Prague, June 22 (CTK) – The Czech Finance Ministry will continue drafting the state budget for 2017 with a deficit of 60 billion crowns, Finance Minister Andrej Babis (ANO) said after a government meeting yesterday, adding that it provides for higher pay for teachers and healthcare employees.
The draft also envisages an increase in the fees that the state pays for health insurance of certain groups of inhabitants, higher pensions and an increase in the Defence Ministry’s budget.
The ministry’s original draft state budget projected a deficit of 48.5 billion crowns, but it said the spendings can be raised by 11.5 billion crowns in keeping with the government coalition agreement.

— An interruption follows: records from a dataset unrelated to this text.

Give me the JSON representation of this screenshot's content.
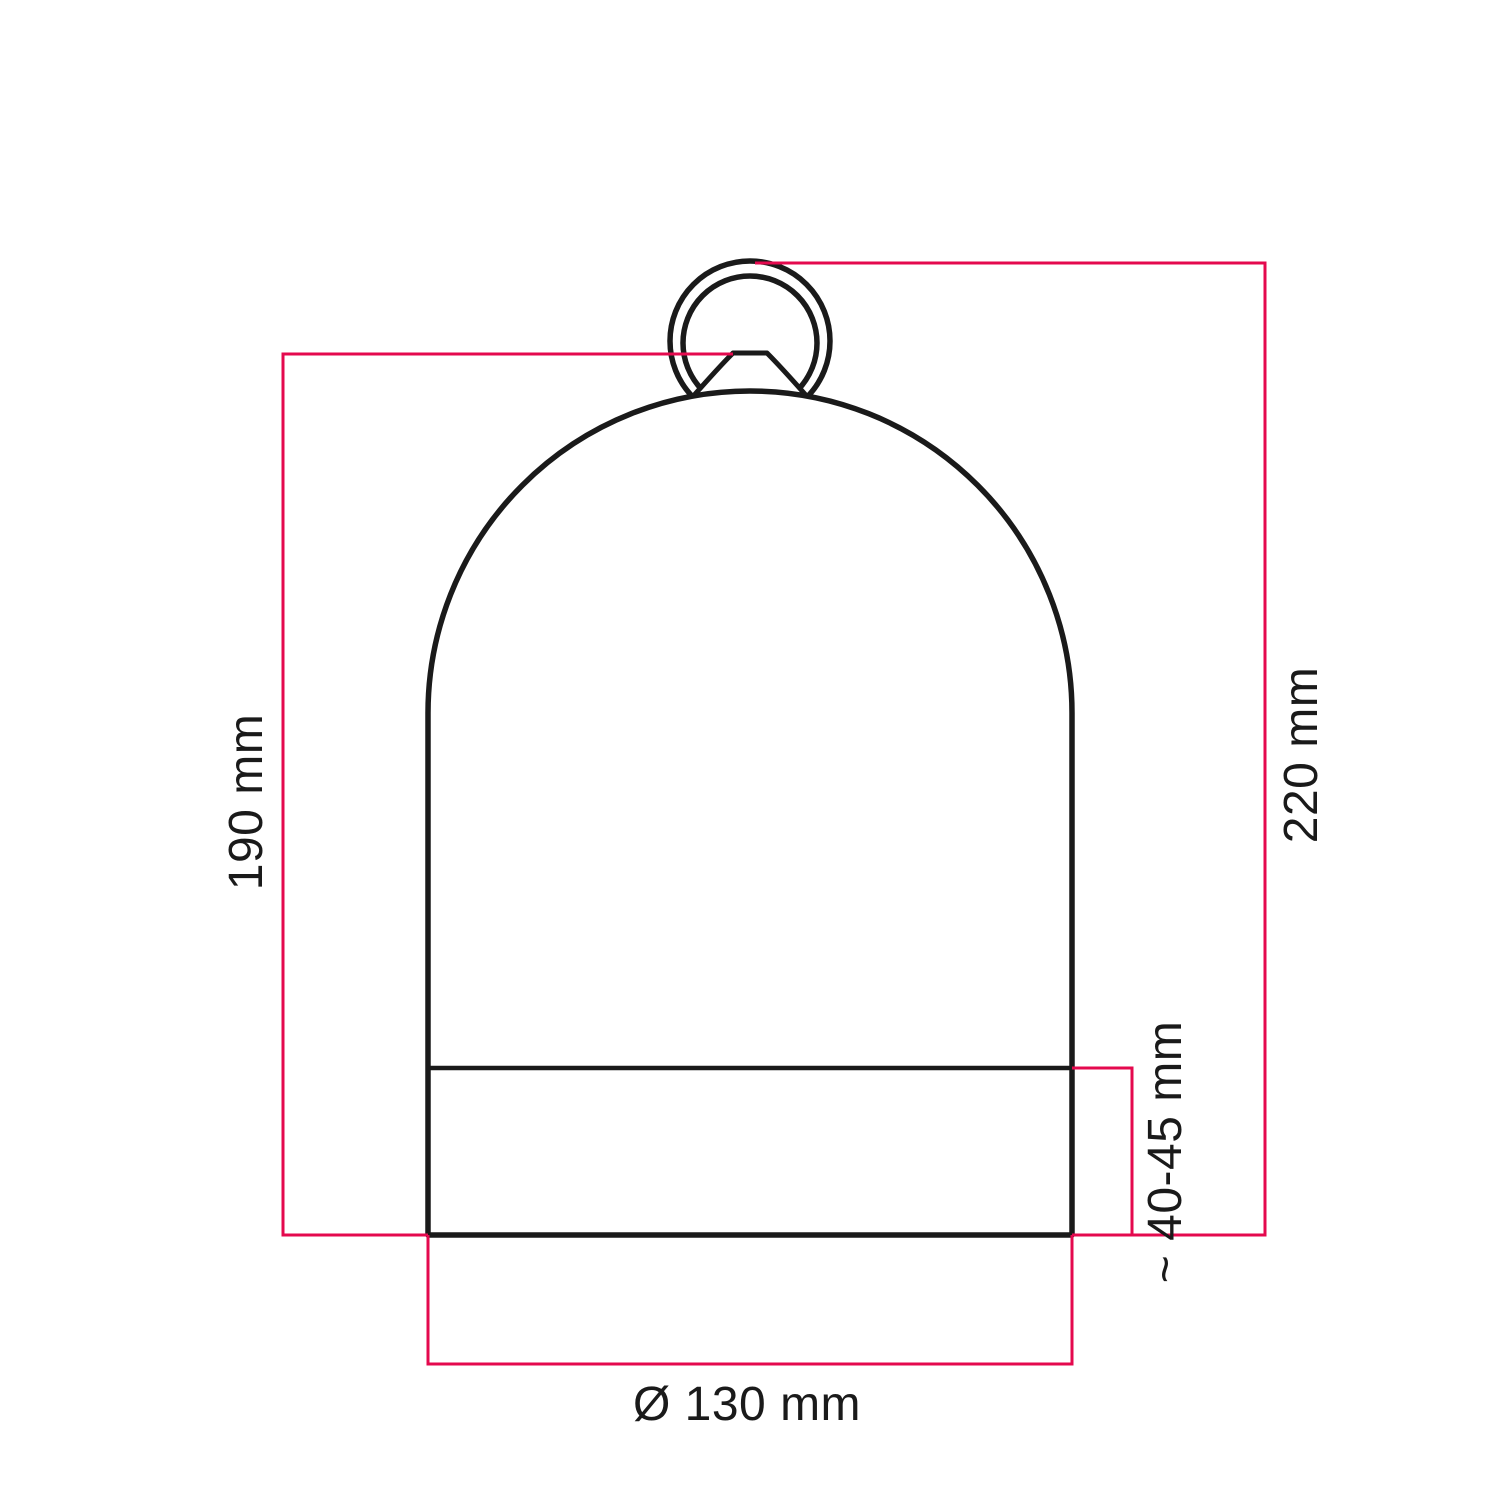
{
  "colors": {
    "background": "#ffffff",
    "accent": "#e4094e",
    "line": "#1a1a1a",
    "text": "#1a1a1a"
  },
  "figure": {
    "subject": "bell dome lampshade with hanging ring",
    "type": "technical dimension drawing"
  },
  "dimensions": {
    "dome_height": {
      "label": "190 mm"
    },
    "total_height": {
      "label": "220 mm"
    },
    "base_band_height": {
      "label": "~ 40-45 mm"
    },
    "base_diameter": {
      "label": "Ø 130 mm"
    }
  }
}
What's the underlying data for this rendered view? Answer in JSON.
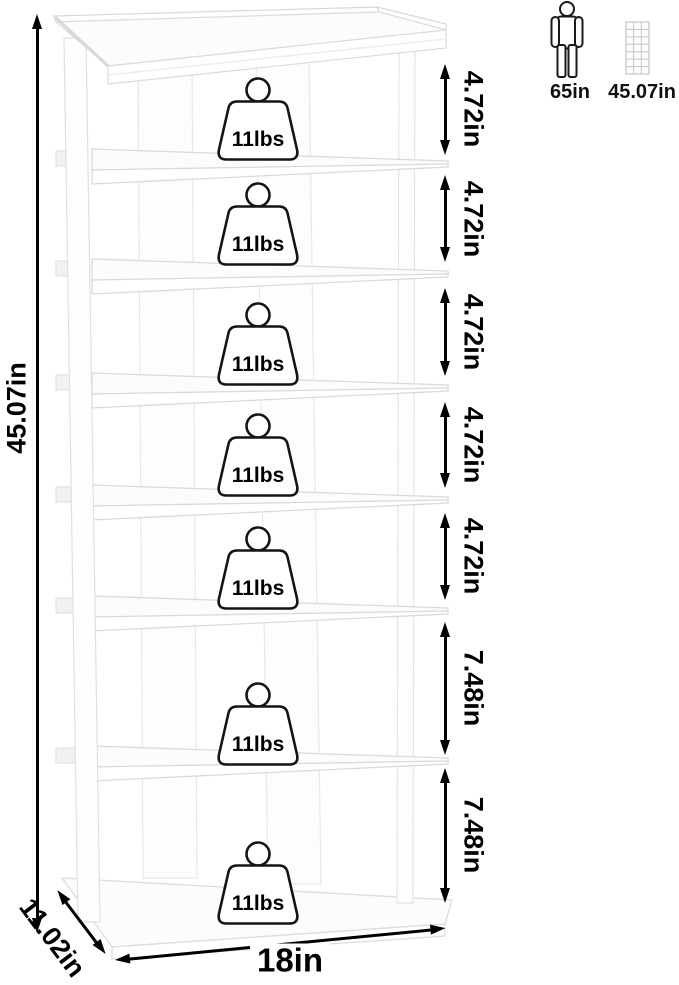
{
  "annotations": {
    "height": {
      "label": "45.07in"
    },
    "width": {
      "label": "18in"
    },
    "depth": {
      "label": "11.02in"
    },
    "shelf_gaps": [
      {
        "label": "4.72in"
      },
      {
        "label": "4.72in"
      },
      {
        "label": "4.72in"
      },
      {
        "label": "4.72in"
      },
      {
        "label": "4.72in"
      },
      {
        "label": "7.48in"
      },
      {
        "label": "7.48in"
      }
    ]
  },
  "weights": [
    {
      "label": "11lbs"
    },
    {
      "label": "11lbs"
    },
    {
      "label": "11lbs"
    },
    {
      "label": "11lbs"
    },
    {
      "label": "11lbs"
    },
    {
      "label": "11lbs"
    },
    {
      "label": "11lbs"
    }
  ],
  "reference": {
    "person": {
      "label": "65in"
    },
    "rack": {
      "label": "45.07in"
    }
  },
  "colors": {
    "annotation": "#000000",
    "rack_outline": "#d9d9d9",
    "rack_fill": "#ffffff",
    "mini_icon_gray": "#c4c4c4"
  }
}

According to the law, the government must send the 2017 state budget bill to the Chamber of Deputies by the end of September.

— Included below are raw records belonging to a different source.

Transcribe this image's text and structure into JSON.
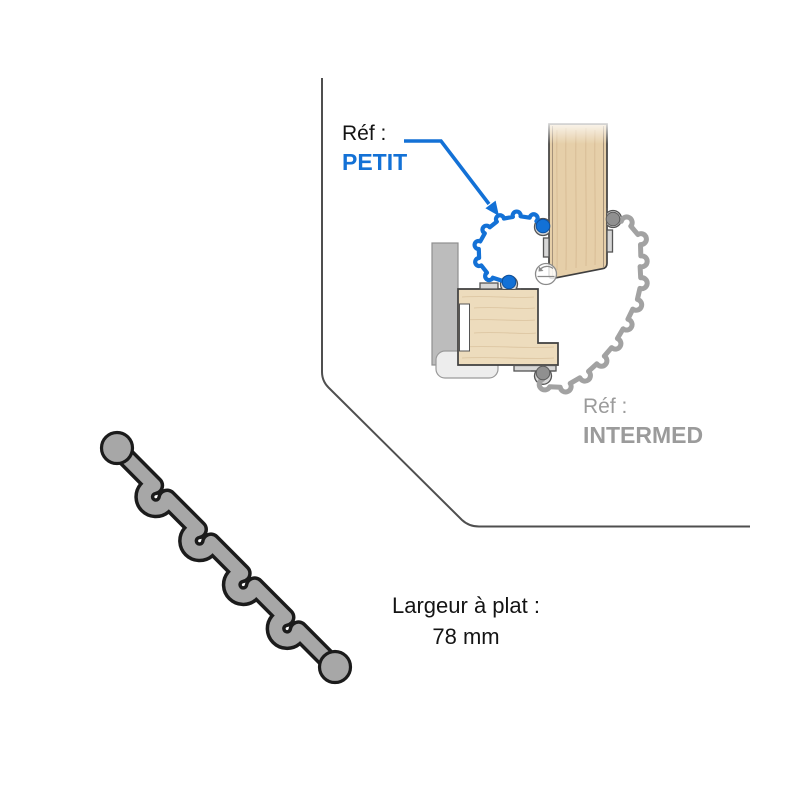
{
  "diagram": {
    "seal_petit": {
      "ref_label": "Réf :",
      "name": "PETIT"
    },
    "seal_intermed": {
      "ref_label": "Réf :",
      "name": "INTERMED"
    },
    "flat_width": {
      "label": "Largeur à plat :",
      "value": "78 mm"
    }
  },
  "colors": {
    "petit_accent": "#1371d6",
    "intermed_gray": "#9b9b9b",
    "profile_gray": "#a7a7a7"
  }
}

During the summer months, Babis will have further negotiations with individual ministers on their offices’ budgets.
The draft state budget puts revenues at 1,260 billion crowns and expenditures at 1,320 billion crowns.
Babis said “we prepared the state budget very carefully and we raised the estimated revenues four times. Now, the increase is 80 billion crowns.”
Yesterday, the government agreed to raise the volume of money for teachers’ salaries by 8 percent while their base pay would rise by 6 percent in 2016. The money for other civil servants will grow by 5 percent and the base pay will go up by 4 percent.
“This has been the biggest increase in the salaries of public sector employees in several past years,” Prime Minister Bohuslav Sobotka (Social Democrats, CSSD).
The Chamber of Commerce criticised the draft state budget yesterday.
“It is a mistake that at a time when the economy is growing, the draft state budget envisages a higher number of civil servants instead of dealing with the repaying of the state debt or at least the forming of a balanced budget,” the chamber said.
Its president Vladimir Dlouhy said the state should have checked the state’s financial management focused mainly on mandatory expenditures.